Seamus from Tipperary regrets it when the Premier County hurlers take to the field for All-Ireland Final Sunday.
"That's when my heart really sinks. What I wouldn't give to be standing on the hill," he says in such a strong Tipp accent that you'd doubt he'd ever crossed the county bounds. There have been other times, too, over the last 21 years when the dad-of-one has felt so isolated.
"My grandfather, with whom I was very close and who'd visit me on Thanksgiving nearly every year, passed away a few years ago. It was tough not being able to say goodbye."
Still the family travel en masse to his new home in Illinois to celebrate the holidays each year but as Seamus explains: "It's hard to describe how difficult it is saying goodbye to them at the airport.

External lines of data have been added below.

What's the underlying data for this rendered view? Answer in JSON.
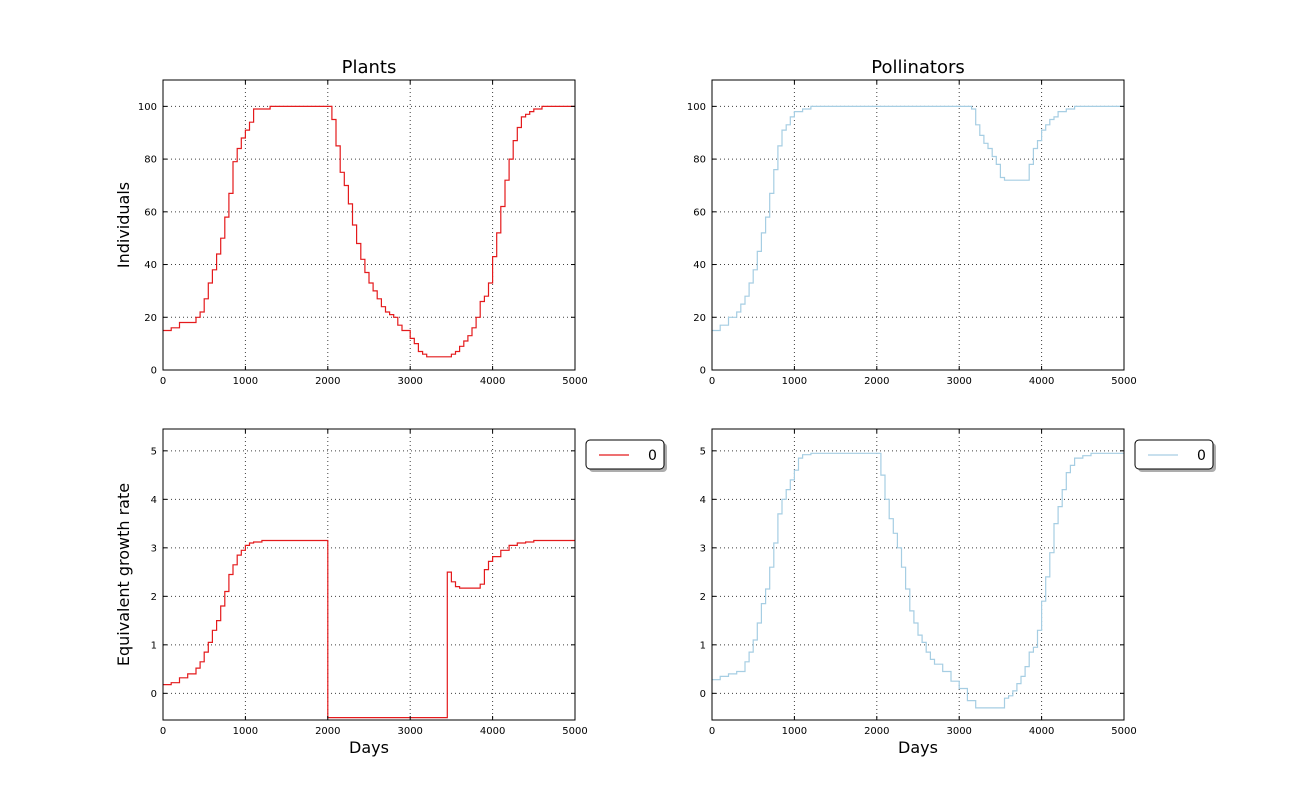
{
  "chart_data": [
    {
      "id": "plants-individuals",
      "type": "line",
      "title": "Plants",
      "xlabel": "",
      "ylabel": "Individuals",
      "xlim": [
        0,
        5000
      ],
      "ylim": [
        0,
        110
      ],
      "xticks": [
        0,
        1000,
        2000,
        3000,
        4000,
        5000
      ],
      "yticks": [
        0,
        20,
        40,
        60,
        80,
        100
      ],
      "grid": true,
      "legend": null,
      "series": [
        {
          "color": "#e41a1c",
          "x": [
            0,
            100,
            200,
            300,
            400,
            450,
            500,
            550,
            600,
            650,
            700,
            750,
            800,
            850,
            900,
            950,
            1000,
            1050,
            1100,
            1200,
            1300,
            1500,
            1700,
            1900,
            2000,
            2050,
            2100,
            2150,
            2200,
            2250,
            2300,
            2350,
            2400,
            2450,
            2500,
            2550,
            2600,
            2650,
            2700,
            2750,
            2800,
            2850,
            2900,
            3000,
            3050,
            3100,
            3150,
            3200,
            3300,
            3400,
            3500,
            3550,
            3600,
            3650,
            3700,
            3750,
            3800,
            3850,
            3900,
            3950,
            4000,
            4050,
            4100,
            4150,
            4200,
            4250,
            4300,
            4350,
            4400,
            4450,
            4500,
            4550,
            4600,
            4700,
            4800,
            5000
          ],
          "y": [
            15,
            16,
            18,
            18,
            20,
            22,
            27,
            33,
            38,
            44,
            50,
            58,
            67,
            79,
            84,
            88,
            91,
            94,
            99,
            99,
            100,
            100,
            100,
            100,
            100,
            95,
            85,
            75,
            70,
            63,
            55,
            48,
            42,
            37,
            33,
            30,
            27,
            24,
            22,
            21,
            20,
            17,
            15,
            12,
            10,
            7,
            6,
            5,
            5,
            5,
            6,
            7,
            9,
            11,
            13,
            16,
            20,
            26,
            28,
            33,
            43,
            52,
            62,
            72,
            80,
            87,
            92,
            96,
            97,
            98,
            99,
            99,
            100,
            100,
            100,
            100
          ]
        }
      ]
    },
    {
      "id": "pollinators-individuals",
      "type": "line",
      "title": "Pollinators",
      "xlabel": "",
      "ylabel": "",
      "xlim": [
        0,
        5000
      ],
      "ylim": [
        0,
        110
      ],
      "xticks": [
        0,
        1000,
        2000,
        3000,
        4000,
        5000
      ],
      "yticks": [
        0,
        20,
        40,
        60,
        80,
        100
      ],
      "grid": true,
      "legend": null,
      "series": [
        {
          "color": "#a6cee3",
          "x": [
            0,
            100,
            200,
            300,
            350,
            400,
            450,
            500,
            550,
            600,
            650,
            700,
            750,
            800,
            850,
            900,
            950,
            1000,
            1100,
            1200,
            1500,
            2000,
            2500,
            3000,
            3100,
            3150,
            3200,
            3250,
            3300,
            3350,
            3400,
            3450,
            3500,
            3550,
            3600,
            3700,
            3800,
            3850,
            3900,
            3950,
            4000,
            4050,
            4100,
            4150,
            4200,
            4300,
            4400,
            4500,
            5000
          ],
          "y": [
            15,
            17,
            20,
            22,
            25,
            28,
            33,
            38,
            45,
            52,
            58,
            67,
            76,
            85,
            91,
            93,
            96,
            98,
            99,
            100,
            100,
            100,
            100,
            100,
            100,
            99,
            93,
            89,
            86,
            84,
            81,
            78,
            73,
            72,
            72,
            72,
            72,
            78,
            84,
            87,
            91,
            93,
            95,
            96,
            98,
            99,
            100,
            100,
            100
          ]
        }
      ]
    },
    {
      "id": "plants-growth",
      "type": "line",
      "title": "",
      "xlabel": "Days",
      "ylabel": "Equivalent growth rate",
      "xlim": [
        0,
        5000
      ],
      "ylim": [
        -0.55,
        5.45
      ],
      "xticks": [
        0,
        1000,
        2000,
        3000,
        4000,
        5000
      ],
      "yticks": [
        0,
        1,
        2,
        3,
        4,
        5
      ],
      "grid": true,
      "legend": {
        "entries": [
          "0"
        ],
        "placement": "outside-right-top"
      },
      "series": [
        {
          "name": "0",
          "color": "#e41a1c",
          "x": [
            0,
            100,
            200,
            300,
            400,
            450,
            500,
            550,
            600,
            650,
            700,
            750,
            800,
            850,
            900,
            950,
            1000,
            1050,
            1100,
            1200,
            1500,
            1999,
            2000,
            2500,
            3000,
            3449,
            3450,
            3500,
            3550,
            3600,
            3700,
            3800,
            3850,
            3900,
            3950,
            4000,
            4100,
            4200,
            4300,
            4400,
            4500,
            5000
          ],
          "y": [
            0.18,
            0.22,
            0.32,
            0.4,
            0.52,
            0.65,
            0.85,
            1.05,
            1.3,
            1.5,
            1.8,
            2.1,
            2.45,
            2.65,
            2.85,
            2.95,
            3.05,
            3.1,
            3.12,
            3.15,
            3.15,
            3.15,
            -0.5,
            -0.5,
            -0.5,
            -0.5,
            2.5,
            2.3,
            2.2,
            2.17,
            2.17,
            2.17,
            2.25,
            2.55,
            2.72,
            2.82,
            2.95,
            3.05,
            3.1,
            3.12,
            3.15,
            3.15
          ]
        }
      ]
    },
    {
      "id": "pollinators-growth",
      "type": "line",
      "title": "",
      "xlabel": "Days",
      "ylabel": "",
      "xlim": [
        0,
        5000
      ],
      "ylim": [
        -0.55,
        5.45
      ],
      "xticks": [
        0,
        1000,
        2000,
        3000,
        4000,
        5000
      ],
      "yticks": [
        0,
        1,
        2,
        3,
        4,
        5
      ],
      "grid": true,
      "legend": {
        "entries": [
          "0"
        ],
        "placement": "outside-right-top"
      },
      "series": [
        {
          "name": "0",
          "color": "#a6cee3",
          "x": [
            0,
            100,
            200,
            300,
            400,
            450,
            500,
            550,
            600,
            650,
            700,
            750,
            800,
            850,
            900,
            950,
            1000,
            1050,
            1100,
            1200,
            1500,
            2000,
            2050,
            2100,
            2150,
            2200,
            2250,
            2300,
            2350,
            2400,
            2450,
            2500,
            2550,
            2600,
            2650,
            2700,
            2800,
            2900,
            3000,
            3100,
            3200,
            3300,
            3500,
            3550,
            3600,
            3650,
            3700,
            3750,
            3800,
            3850,
            3900,
            3950,
            4000,
            4050,
            4100,
            4150,
            4200,
            4250,
            4300,
            4350,
            4400,
            4500,
            4600,
            4700,
            5000
          ],
          "y": [
            0.28,
            0.35,
            0.4,
            0.45,
            0.65,
            0.85,
            1.1,
            1.45,
            1.85,
            2.15,
            2.6,
            3.1,
            3.7,
            4.0,
            4.2,
            4.4,
            4.6,
            4.85,
            4.92,
            4.95,
            4.95,
            4.95,
            4.5,
            4.0,
            3.6,
            3.3,
            3.0,
            2.6,
            2.15,
            1.7,
            1.45,
            1.2,
            1.05,
            0.85,
            0.7,
            0.6,
            0.45,
            0.25,
            0.1,
            -0.15,
            -0.3,
            -0.3,
            -0.3,
            -0.1,
            -0.05,
            0.05,
            0.2,
            0.35,
            0.55,
            0.85,
            0.95,
            1.3,
            1.9,
            2.4,
            2.9,
            3.5,
            3.85,
            4.2,
            4.55,
            4.7,
            4.85,
            4.9,
            4.95,
            4.95,
            4.95
          ]
        }
      ]
    }
  ]
}
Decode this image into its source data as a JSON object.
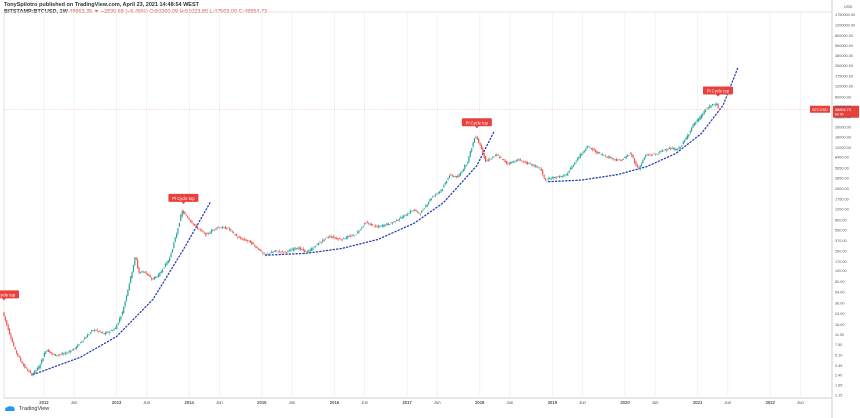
{
  "header": {
    "publisher_line": "TonySpilotro published on TradingView.com, April 23, 2021 14:48:54 WEST",
    "symbol": "BITSTAMP:BTCUSD, 1W",
    "ohlc": "48863.35 ▼ −2830.68 (−5.46%) O:50260.09 H:51023.80 L:47503.00 C:48854.73"
  },
  "footer": {
    "logo_text": "TradingView"
  },
  "colors": {
    "up": "#26a69a",
    "down": "#ef5350",
    "curve": "#2941b5",
    "label_bg": "#e8403c",
    "price_tag": "#e8403c"
  },
  "chart_data": {
    "type": "candlestick",
    "scale": "log",
    "title": "",
    "x_tick_labels": [
      "2012",
      "Jun",
      "2013",
      "Jun",
      "2014",
      "Jun",
      "2015",
      "Jun",
      "2016",
      "Jun",
      "2017",
      "Jun",
      "2018",
      "Jun",
      "2019",
      "Jun",
      "2020",
      "Jun",
      "2021",
      "Jun",
      "2022",
      "Jun"
    ],
    "y_tick_values": [
      1.15,
      1.65,
      2.4,
      3.45,
      5.1,
      7.5,
      11.0,
      16.0,
      24.0,
      36.0,
      54.0,
      80.0,
      120.0,
      170.0,
      250.0,
      370.0,
      550.0,
      800.0,
      1200.0,
      1750.0,
      2600.0,
      3850.0,
      5650.0,
      8400.0,
      12000.0,
      18000.0,
      26000.0,
      38000.0,
      56000.0,
      80000.0,
      120000.0,
      175000.0,
      260000.0,
      380000.0,
      550000.0,
      800000.0,
      1200000.0,
      1750000.0
    ],
    "top_axis_label": "USD",
    "current_price": {
      "symbol": "BTCUSD",
      "value": "48854.73",
      "countdown": "6d 9h"
    },
    "annotations": [
      {
        "text": "Pi Cycle top",
        "date": "2011.45",
        "price": 31
      },
      {
        "text": "Pi Cycle top",
        "date": "2013.92",
        "price": 1150
      },
      {
        "text": "Pi Cycle top",
        "date": "2017.96",
        "price": 19500
      },
      {
        "text": "Pi Cycle top",
        "date": "2021.28",
        "price": 64000
      }
    ],
    "price_path": [
      [
        2011.45,
        25
      ],
      [
        2011.52,
        14
      ],
      [
        2011.62,
        6
      ],
      [
        2011.75,
        3.2
      ],
      [
        2011.85,
        2.4
      ],
      [
        2011.95,
        3.2
      ],
      [
        2012.05,
        6.2
      ],
      [
        2012.15,
        5.0
      ],
      [
        2012.3,
        5.2
      ],
      [
        2012.45,
        6.5
      ],
      [
        2012.6,
        10
      ],
      [
        2012.7,
        13
      ],
      [
        2012.85,
        11
      ],
      [
        2013.0,
        13.5
      ],
      [
        2013.1,
        25
      ],
      [
        2013.22,
        100
      ],
      [
        2013.28,
        210
      ],
      [
        2013.32,
        110
      ],
      [
        2013.4,
        115
      ],
      [
        2013.5,
        85
      ],
      [
        2013.6,
        100
      ],
      [
        2013.75,
        190
      ],
      [
        2013.85,
        500
      ],
      [
        2013.92,
        1100
      ],
      [
        2014.0,
        850
      ],
      [
        2014.12,
        600
      ],
      [
        2014.25,
        450
      ],
      [
        2014.4,
        600
      ],
      [
        2014.55,
        580
      ],
      [
        2014.7,
        400
      ],
      [
        2014.85,
        350
      ],
      [
        2015.0,
        250
      ],
      [
        2015.05,
        210
      ],
      [
        2015.2,
        245
      ],
      [
        2015.35,
        235
      ],
      [
        2015.5,
        280
      ],
      [
        2015.65,
        235
      ],
      [
        2015.8,
        330
      ],
      [
        2015.95,
        430
      ],
      [
        2016.1,
        380
      ],
      [
        2016.3,
        450
      ],
      [
        2016.45,
        720
      ],
      [
        2016.6,
        600
      ],
      [
        2016.8,
        700
      ],
      [
        2017.0,
        950
      ],
      [
        2017.1,
        1150
      ],
      [
        2017.2,
        1000
      ],
      [
        2017.35,
        1800
      ],
      [
        2017.5,
        2500
      ],
      [
        2017.6,
        4200
      ],
      [
        2017.72,
        3900
      ],
      [
        2017.85,
        7000
      ],
      [
        2017.96,
        19000
      ],
      [
        2018.05,
        11000
      ],
      [
        2018.1,
        7000
      ],
      [
        2018.25,
        9000
      ],
      [
        2018.4,
        6500
      ],
      [
        2018.55,
        7500
      ],
      [
        2018.7,
        6400
      ],
      [
        2018.85,
        5500
      ],
      [
        2018.92,
        3400
      ],
      [
        2019.0,
        3800
      ],
      [
        2019.2,
        4100
      ],
      [
        2019.35,
        7500
      ],
      [
        2019.5,
        12500
      ],
      [
        2019.62,
        10000
      ],
      [
        2019.8,
        8200
      ],
      [
        2019.95,
        7200
      ],
      [
        2020.1,
        9500
      ],
      [
        2020.2,
        5200
      ],
      [
        2020.3,
        8800
      ],
      [
        2020.45,
        9300
      ],
      [
        2020.6,
        11500
      ],
      [
        2020.75,
        11000
      ],
      [
        2020.85,
        16000
      ],
      [
        2020.96,
        28000
      ],
      [
        2021.05,
        36000
      ],
      [
        2021.12,
        48000
      ],
      [
        2021.2,
        57000
      ],
      [
        2021.28,
        61000
      ],
      [
        2021.31,
        48854
      ]
    ],
    "bottom_curve": [
      [
        2011.85,
        2.4
      ],
      [
        2012.5,
        4.6
      ],
      [
        2013.0,
        10
      ],
      [
        2013.5,
        40
      ],
      [
        2013.92,
        260
      ],
      [
        2014.3,
        1600
      ]
    ],
    "bottom_curve_2": [
      [
        2015.05,
        210
      ],
      [
        2015.6,
        225
      ],
      [
        2016.1,
        270
      ],
      [
        2016.6,
        380
      ],
      [
        2017.1,
        700
      ],
      [
        2017.5,
        1500
      ],
      [
        2017.96,
        6000
      ],
      [
        2018.2,
        22000
      ]
    ],
    "bottom_curve_3": [
      [
        2018.95,
        3300
      ],
      [
        2019.4,
        3500
      ],
      [
        2019.9,
        4300
      ],
      [
        2020.3,
        5800
      ],
      [
        2020.7,
        9500
      ],
      [
        2021.05,
        20000
      ],
      [
        2021.35,
        58000
      ],
      [
        2021.55,
        230000
      ]
    ]
  }
}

It's heartbreaking but my little lad here now is six-years-old and so I feel I have to remain for as long as I can."
Seamus's wife is a legal US citizen but as he entered the US via Canada on three separate occasions over the years, the last time in 2000, legal status through marriage is not available to him - for now.
"In the next few months, my lawyer is going to lodge a request for me to remain and get a work permit. It's a risk but he's confident it will work. We're going to argue that I did nothing wrong entering through Canada but that immigration officials didn't ask me any questions or alert me to potential wrong-doing."
There's a risk that by putting his head above the parapet in the Trump-era an unsuccessful legal challenge could result in detainment but Seamus, who co-owns a construction company, says he's not too worried.
"Look, what's the worst that could happen? If we're deported, then we'll just have to make the best of it and start life again at home."
But for every one laid-back Seamus there are 10 worried Laurens. They all wait anxiously to see what happens next.